Related: How to Manage Employees
5. Encourage a culture of open communication
While problems in an organization cannot always be avoided, it is the process in which the company responds to them that matters the most. When employees can openly communicate with management and discuss their problems or concerns, satisfaction rates tend to be higher. A culture of open communication can also encourage trust among middle and upper-level management. Create a culture of open communication by welcoming employees’ requests and you will find that they value the company more and their place with it.
6. Create clear work objectives
Just as it is important for employees to have the opportunity to share their concerns, employees also want to know how they are doing professionally. When employees do not fully understand their duties or how their performance is measured, employee morale tends to decrease. Setting clear goals and objectives and regularly discussing progress towards those goals will not only motivate employees, but it will also give them clear expectations and help them to better understand their role in the organization. Annual reviews can provide the environment that is needed to discuss role objectives, progress and overall evaluation.

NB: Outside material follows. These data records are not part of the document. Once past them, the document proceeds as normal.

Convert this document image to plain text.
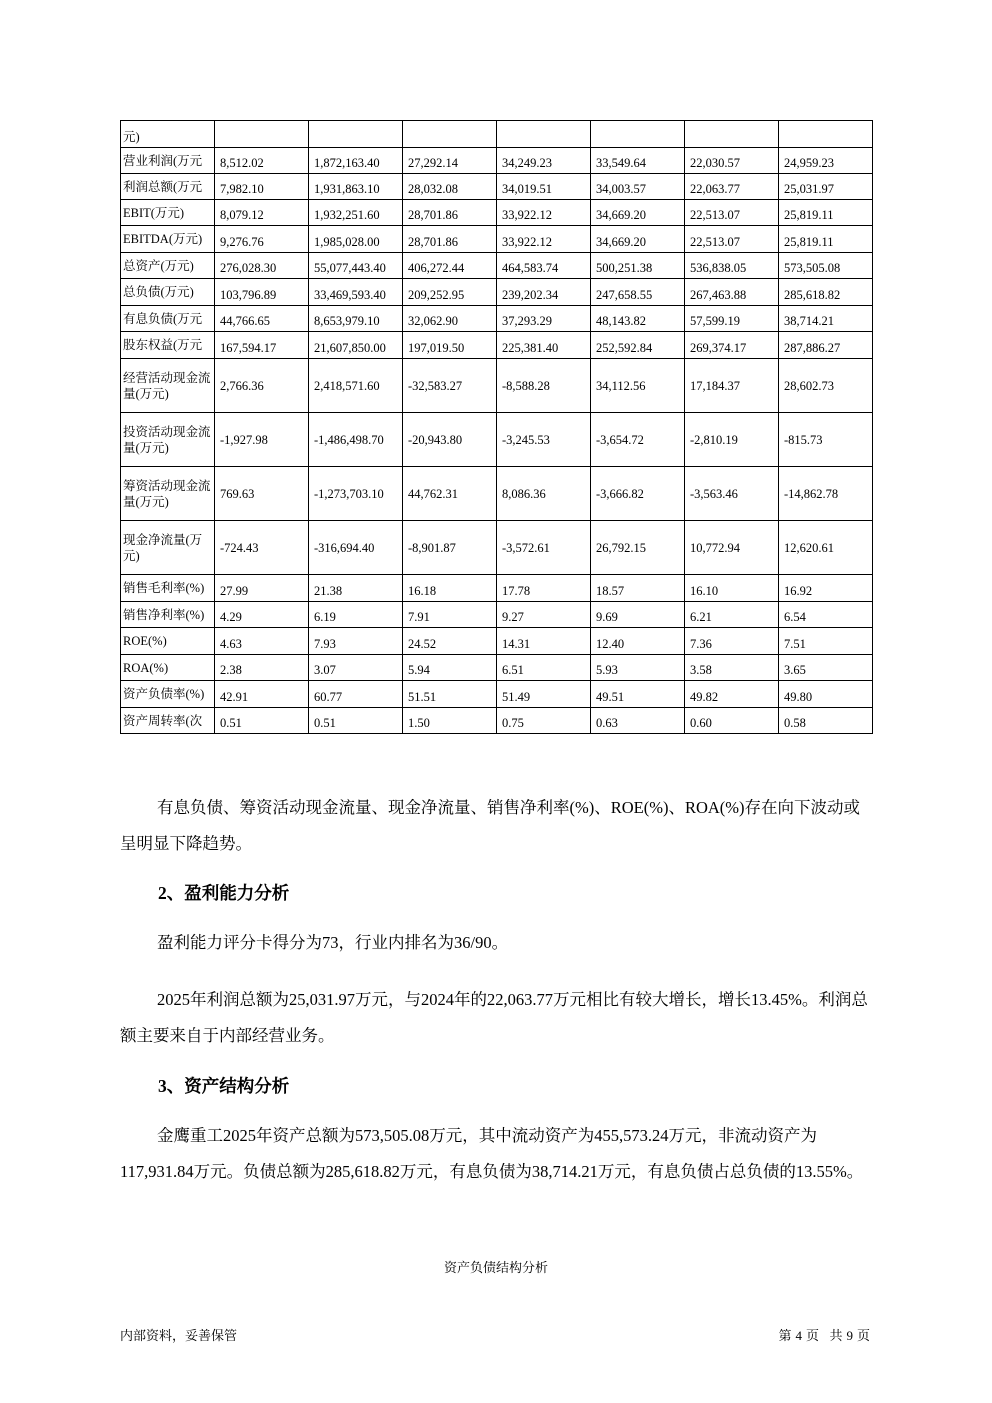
元)							
营业利润(万元	8,512.02	1,872,163.40	27,292.14	34,249.23	33,549.64	22,030.57	24,959.23
利润总额(万元	7,982.10	1,931,863.10	28,032.08	34,019.51	34,003.57	22,063.77	25,031.97
EBIT(万元)	8,079.12	1,932,251.60	28,701.86	33,922.12	34,669.20	22,513.07	25,819.11
EBITDA(万元)	9,276.76	1,985,028.00	28,701.86	33,922.12	34,669.20	22,513.07	25,819.11
总资产(万元)	276,028.30	55,077,443.40	406,272.44	464,583.74	500,251.38	536,838.05	573,505.08
总负债(万元)	103,796.89	33,469,593.40	209,252.95	239,202.34	247,658.55	267,463.88	285,618.82
有息负债(万元	44,766.65	8,653,979.10	32,062.90	37,293.29	48,143.82	57,599.19	38,714.21
股东权益(万元	167,594.17	21,607,850.00	197,019.50	225,381.40	252,592.84	269,374.17	287,886.27
经营活动现金流量(万元)	2,766.36	2,418,571.60	-32,583.27	-8,588.28	34,112.56	17,184.37	28,602.73
投资活动现金流量(万元)	-1,927.98	-1,486,498.70	-20,943.80	-3,245.53	-3,654.72	-2,810.19	-815.73
筹资活动现金流量(万元)	769.63	-1,273,703.10	44,762.31	8,086.36	-3,666.82	-3,563.46	-14,862.78
现金净流量(万元)	-724.43	-316,694.40	-8,901.87	-3,572.61	26,792.15	10,772.94	12,620.61
销售毛利率(%)	27.99	21.38	16.18	17.78	18.57	16.10	16.92
销售净利率(%)	4.29	6.19	7.91	9.27	9.69	6.21	6.54
ROE(%)	4.63	7.93	24.52	14.31	12.40	7.36	7.51
ROA(%)	2.38	3.07	5.94	6.51	5.93	3.58	3.65
资产负债率(%)	42.91	60.77	51.51	51.49	49.51	49.82	49.80
资产周转率(次	0.51	0.51	1.50	0.75	0.63	0.60	0.58

有息负债、筹资活动现金流量、现金净流量、销售净利率(%)、ROE(%)、ROA(%)存在向下波动或呈明显下降趋势。

2、盈利能力分析

盈利能力评分卡得分为73，行业内排名为36/90。

2025年利润总额为25,031.97万元，与2024年的22,063.77万元相比有较大增长，增长13.45%。利润总额主要来自于内部经营业务。

3、资产结构分析

金鹰重工2025年资产总额为573,505.08万元，其中流动资产为455,573.24万元，非流动资产为117,931.84万元。负债总额为285,618.82万元，有息负债为38,714.21万元，有息负债占总负债的13.55%。

资产负债结构分析

内部资料，妥善保管	第 4 页 共 9 页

7. Understand what makes employees leave/stay
Understanding the reason why employees leave is an important part of reducing retention rates. Exit interviews give companies the opportunity to better understand the driving factors behind an employee’s decision to leave a company. Encourage open communication and keep track of the most common reasons for leaving. It can also be useful to consider why your current employees are staying. In a similar method to an exit interview, discuss with existing employees the things they enjoy the most and the things they feel could be improved about the company. This can help you understand the company’s culture as a whole.
8. Encourage professional work relationships
Employees that are engaged with a company tend to feel more connected to its goals. Encourage and develop work relationships among employees through employee outings and events. Even developing company-sponsored sports teams or volunteer events can be a great way to encourage a sense of community within your company.
9. Value a work/life balance
Employees who feel like the demands of their job are affecting their personal lives are more likely to find alternative employment. Giving employees the chance to work from home occasionally and being less rigid with work hours can improve employee satisfaction rates. Discourage management from calling or emailing employees with requests on evenings, weekends or vacation time. Regularly evaluate the expected responsibilities of each employee and consider how they are managing that workload.